Addressing women’s sexual health can have a ripple effect across the entire 2030 Agenda. Young people must be meaningfully engaged in all levels of decision-making and leadership roles. This includes the creation of culturally appropriate and safe spaces where young women can articulate their needs and concerns on an on-going basis, and where young men can redefine the concept of masculinity. 

Although UN Women’s work focuses on sexual and reproductive health and rights for women, men also have an important responsibility to take up this fight and gain the freedoms that come from greater gender equality. Since its launch in 2014, UN Women’s HeforShe movement has received over 1.3 million commitments from men and boys around the world who have signed up to challenge social norms around gender stereotypes and identity, participate in political platforms, and advocate for issues such as education, equal pay, and healthcare. It encourages young men to become agents of change and to stand with women to take action against gender inequalities. 

Youth representation is vital; UN Women needs institutional frameworks in place so that young people’s voices are heard in inter-governmental declarations and agreed language. At UN Women we have a strong framework and policy for youth, and in March 2017 we are hosting the second annual Youth Forum at the Commission on the Status of Women. 

UN Women also recently partnered with the International Planned Parenthood Federation (IPPF) to empower and engage young women in the HIV response. More than 1,000 adolescent girls and young women are leaders and advocates of HIV prevention and sexual and reproductive health and rights in Malawi, Uganda and Kenya, learning how to conduct digital, social, and print media outreach on HIV prevention and sexual and reproductive health. These young leaders have engaged in local, national, and global-level HIV processes that helped them to raise their priorities with community leaders, teachers and decision-makers. We know that these kinds of innovative partnerships, including those that engage with non-traditional constituencies, are key to achieving the 2030 Agenda. 

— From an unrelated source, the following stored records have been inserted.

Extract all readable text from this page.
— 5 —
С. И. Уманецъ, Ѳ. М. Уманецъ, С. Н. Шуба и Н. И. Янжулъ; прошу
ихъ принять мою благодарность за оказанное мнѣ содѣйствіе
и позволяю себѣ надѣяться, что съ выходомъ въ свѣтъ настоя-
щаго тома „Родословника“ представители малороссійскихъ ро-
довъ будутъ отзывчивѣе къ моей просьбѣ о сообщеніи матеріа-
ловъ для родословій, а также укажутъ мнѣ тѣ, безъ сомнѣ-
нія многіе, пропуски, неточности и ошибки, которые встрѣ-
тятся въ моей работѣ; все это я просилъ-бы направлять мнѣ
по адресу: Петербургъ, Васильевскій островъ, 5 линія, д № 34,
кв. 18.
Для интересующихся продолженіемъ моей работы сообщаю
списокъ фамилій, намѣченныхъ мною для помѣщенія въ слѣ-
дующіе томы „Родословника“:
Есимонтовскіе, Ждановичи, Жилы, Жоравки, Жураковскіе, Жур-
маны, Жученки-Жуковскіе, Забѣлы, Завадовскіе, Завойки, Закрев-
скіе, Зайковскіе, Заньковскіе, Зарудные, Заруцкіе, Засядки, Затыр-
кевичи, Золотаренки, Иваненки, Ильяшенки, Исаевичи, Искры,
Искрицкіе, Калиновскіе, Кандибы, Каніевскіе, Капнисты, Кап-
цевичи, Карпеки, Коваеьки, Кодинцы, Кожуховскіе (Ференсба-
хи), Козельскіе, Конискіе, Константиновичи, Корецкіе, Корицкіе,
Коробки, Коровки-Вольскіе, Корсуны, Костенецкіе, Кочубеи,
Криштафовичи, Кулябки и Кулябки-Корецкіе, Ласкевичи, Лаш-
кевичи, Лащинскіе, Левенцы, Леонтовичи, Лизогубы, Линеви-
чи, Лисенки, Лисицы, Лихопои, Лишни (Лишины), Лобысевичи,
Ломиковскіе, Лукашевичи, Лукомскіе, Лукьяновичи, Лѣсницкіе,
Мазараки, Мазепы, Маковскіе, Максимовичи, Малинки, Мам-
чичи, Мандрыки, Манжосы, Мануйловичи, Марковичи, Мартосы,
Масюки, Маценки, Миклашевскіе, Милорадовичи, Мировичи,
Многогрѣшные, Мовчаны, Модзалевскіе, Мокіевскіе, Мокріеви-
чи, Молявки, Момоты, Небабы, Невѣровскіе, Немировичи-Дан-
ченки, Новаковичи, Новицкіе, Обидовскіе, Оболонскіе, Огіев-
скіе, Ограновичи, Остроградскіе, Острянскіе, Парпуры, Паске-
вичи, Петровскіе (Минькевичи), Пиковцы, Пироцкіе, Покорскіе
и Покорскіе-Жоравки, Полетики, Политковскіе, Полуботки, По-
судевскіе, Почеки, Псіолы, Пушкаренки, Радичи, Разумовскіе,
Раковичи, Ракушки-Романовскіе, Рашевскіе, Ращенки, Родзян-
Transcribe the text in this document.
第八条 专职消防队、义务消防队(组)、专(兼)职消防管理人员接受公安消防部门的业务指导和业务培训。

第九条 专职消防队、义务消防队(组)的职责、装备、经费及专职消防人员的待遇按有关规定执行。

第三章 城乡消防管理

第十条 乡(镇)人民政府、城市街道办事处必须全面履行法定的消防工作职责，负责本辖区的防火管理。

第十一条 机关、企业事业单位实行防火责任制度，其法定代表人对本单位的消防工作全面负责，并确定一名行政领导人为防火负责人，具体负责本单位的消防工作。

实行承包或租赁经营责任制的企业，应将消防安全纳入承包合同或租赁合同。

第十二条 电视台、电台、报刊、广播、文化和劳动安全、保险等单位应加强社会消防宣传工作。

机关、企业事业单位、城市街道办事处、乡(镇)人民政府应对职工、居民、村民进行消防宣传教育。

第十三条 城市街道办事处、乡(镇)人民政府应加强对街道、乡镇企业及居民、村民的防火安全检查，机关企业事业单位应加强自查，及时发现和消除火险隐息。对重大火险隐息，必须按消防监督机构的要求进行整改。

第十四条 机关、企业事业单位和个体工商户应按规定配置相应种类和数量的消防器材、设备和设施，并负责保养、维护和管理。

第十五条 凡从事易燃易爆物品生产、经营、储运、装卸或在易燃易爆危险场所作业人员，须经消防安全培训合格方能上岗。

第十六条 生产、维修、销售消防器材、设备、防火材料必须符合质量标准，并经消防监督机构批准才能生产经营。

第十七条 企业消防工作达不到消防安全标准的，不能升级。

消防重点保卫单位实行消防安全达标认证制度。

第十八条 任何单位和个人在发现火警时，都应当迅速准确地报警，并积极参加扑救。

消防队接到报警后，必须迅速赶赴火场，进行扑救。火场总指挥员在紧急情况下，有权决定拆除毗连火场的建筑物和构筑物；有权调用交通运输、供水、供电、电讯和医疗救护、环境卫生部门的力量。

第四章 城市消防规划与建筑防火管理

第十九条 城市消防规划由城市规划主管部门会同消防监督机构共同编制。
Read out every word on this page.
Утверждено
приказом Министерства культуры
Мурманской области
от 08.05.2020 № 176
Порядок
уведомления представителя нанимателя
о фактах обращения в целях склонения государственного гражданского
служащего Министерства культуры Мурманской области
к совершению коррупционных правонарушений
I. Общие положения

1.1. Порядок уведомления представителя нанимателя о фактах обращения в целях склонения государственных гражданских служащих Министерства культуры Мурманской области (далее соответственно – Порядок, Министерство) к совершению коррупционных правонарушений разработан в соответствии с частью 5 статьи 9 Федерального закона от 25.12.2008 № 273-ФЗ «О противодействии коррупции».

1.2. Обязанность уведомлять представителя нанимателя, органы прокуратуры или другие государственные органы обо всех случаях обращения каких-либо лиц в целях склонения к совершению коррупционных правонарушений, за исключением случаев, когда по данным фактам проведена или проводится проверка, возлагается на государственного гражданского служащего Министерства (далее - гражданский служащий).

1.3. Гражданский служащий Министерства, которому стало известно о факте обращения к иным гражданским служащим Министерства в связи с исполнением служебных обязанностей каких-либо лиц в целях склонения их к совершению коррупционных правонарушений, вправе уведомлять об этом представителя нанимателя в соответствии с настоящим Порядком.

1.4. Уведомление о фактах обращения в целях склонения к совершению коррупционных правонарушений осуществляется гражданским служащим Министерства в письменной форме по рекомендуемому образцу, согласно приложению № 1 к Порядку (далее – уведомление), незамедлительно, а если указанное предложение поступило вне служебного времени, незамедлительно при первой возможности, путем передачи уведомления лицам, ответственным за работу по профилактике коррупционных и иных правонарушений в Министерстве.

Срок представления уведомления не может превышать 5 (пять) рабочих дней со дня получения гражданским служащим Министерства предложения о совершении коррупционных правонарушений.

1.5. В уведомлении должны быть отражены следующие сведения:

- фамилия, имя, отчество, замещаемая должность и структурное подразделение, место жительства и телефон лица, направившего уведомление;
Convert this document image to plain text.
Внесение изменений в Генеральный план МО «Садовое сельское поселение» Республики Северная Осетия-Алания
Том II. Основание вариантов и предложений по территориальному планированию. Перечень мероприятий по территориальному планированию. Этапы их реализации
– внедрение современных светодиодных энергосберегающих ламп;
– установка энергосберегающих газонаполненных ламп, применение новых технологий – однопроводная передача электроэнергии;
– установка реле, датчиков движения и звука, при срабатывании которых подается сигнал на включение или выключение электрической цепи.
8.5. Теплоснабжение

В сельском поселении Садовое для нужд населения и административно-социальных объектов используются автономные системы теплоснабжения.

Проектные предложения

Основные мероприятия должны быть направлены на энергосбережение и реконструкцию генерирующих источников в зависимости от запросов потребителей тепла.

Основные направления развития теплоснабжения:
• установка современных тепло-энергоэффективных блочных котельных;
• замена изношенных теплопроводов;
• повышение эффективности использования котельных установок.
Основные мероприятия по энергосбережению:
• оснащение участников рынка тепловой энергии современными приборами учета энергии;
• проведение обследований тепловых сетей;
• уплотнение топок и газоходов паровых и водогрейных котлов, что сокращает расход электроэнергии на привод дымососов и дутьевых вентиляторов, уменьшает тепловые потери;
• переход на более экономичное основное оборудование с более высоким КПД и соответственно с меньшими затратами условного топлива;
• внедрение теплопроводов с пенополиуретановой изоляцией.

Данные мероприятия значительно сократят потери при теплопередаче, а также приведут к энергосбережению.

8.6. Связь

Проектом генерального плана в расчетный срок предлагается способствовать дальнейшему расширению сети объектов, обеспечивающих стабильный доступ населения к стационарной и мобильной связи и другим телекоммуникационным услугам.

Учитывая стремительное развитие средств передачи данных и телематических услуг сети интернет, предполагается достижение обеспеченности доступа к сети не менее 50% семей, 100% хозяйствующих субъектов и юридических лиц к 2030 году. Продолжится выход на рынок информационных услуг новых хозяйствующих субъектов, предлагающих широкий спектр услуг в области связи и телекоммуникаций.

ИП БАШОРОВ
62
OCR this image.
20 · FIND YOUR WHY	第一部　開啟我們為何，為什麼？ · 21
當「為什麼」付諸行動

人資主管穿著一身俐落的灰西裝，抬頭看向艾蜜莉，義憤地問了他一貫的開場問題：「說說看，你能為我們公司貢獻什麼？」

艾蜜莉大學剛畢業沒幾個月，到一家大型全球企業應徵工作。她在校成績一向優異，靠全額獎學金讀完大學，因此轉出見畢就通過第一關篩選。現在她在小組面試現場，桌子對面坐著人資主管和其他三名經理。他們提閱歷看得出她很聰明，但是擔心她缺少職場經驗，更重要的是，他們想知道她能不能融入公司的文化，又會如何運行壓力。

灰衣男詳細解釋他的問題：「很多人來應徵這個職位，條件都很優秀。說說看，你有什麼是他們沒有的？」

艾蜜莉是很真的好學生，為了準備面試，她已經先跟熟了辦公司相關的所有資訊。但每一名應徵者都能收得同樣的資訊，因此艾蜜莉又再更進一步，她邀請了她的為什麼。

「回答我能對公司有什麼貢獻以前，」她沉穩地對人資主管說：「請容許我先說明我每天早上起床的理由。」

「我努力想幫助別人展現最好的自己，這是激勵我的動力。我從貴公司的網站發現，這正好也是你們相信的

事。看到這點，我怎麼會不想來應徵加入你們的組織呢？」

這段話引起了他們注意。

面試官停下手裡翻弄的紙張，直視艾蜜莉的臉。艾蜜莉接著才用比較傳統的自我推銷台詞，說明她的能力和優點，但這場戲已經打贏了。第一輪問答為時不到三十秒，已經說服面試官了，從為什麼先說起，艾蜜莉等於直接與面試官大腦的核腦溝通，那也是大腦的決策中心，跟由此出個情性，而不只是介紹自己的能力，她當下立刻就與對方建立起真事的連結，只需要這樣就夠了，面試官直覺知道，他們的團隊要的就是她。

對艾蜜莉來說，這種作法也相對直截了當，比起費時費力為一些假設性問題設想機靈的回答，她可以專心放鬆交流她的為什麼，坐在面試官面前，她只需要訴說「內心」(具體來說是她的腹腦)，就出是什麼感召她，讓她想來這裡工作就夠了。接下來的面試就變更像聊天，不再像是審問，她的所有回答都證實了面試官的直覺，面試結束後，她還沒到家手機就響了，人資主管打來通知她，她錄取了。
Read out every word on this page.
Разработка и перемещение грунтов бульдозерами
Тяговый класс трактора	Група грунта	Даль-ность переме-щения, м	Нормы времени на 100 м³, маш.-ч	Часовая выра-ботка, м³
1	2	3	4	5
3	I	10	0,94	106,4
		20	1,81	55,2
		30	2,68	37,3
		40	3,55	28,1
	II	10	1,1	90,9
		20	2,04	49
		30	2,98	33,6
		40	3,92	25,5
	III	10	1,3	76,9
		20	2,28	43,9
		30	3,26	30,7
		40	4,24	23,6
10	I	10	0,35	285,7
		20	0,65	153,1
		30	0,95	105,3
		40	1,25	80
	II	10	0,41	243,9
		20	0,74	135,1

Localizing the SDGs and ensuring that no one is left behind also requires a strong focus on tackling accumulating vulnerabilities, like socio-economic status, geographical location, education, ethnicity, or disability. All of these intersecting aspects also contribute to health inequalities. 

Bodily autonomy and decision-making over sexual health are central to achieving gender equality and women’s empowerment, so that women and girls can achieve their potential and thrive. They reflect women’s indivisible and interdependent human rights, and they require immediate and committed attention at all levels. 

Everyone has the right to life, liberty and security of person; yet millions do not experience those rights. In the 2030 Agenda we have committed to a universality of attention, where no one is left behind, and those that are living in the greatest poverty and inequality are those who are brought forward first. A crucial step in changing the lives of those currently furthest behind is the removal of persistent structural barriers to gender equality so that the girls growing up now have a chance to flourish in a world of greater peace, security, and hope.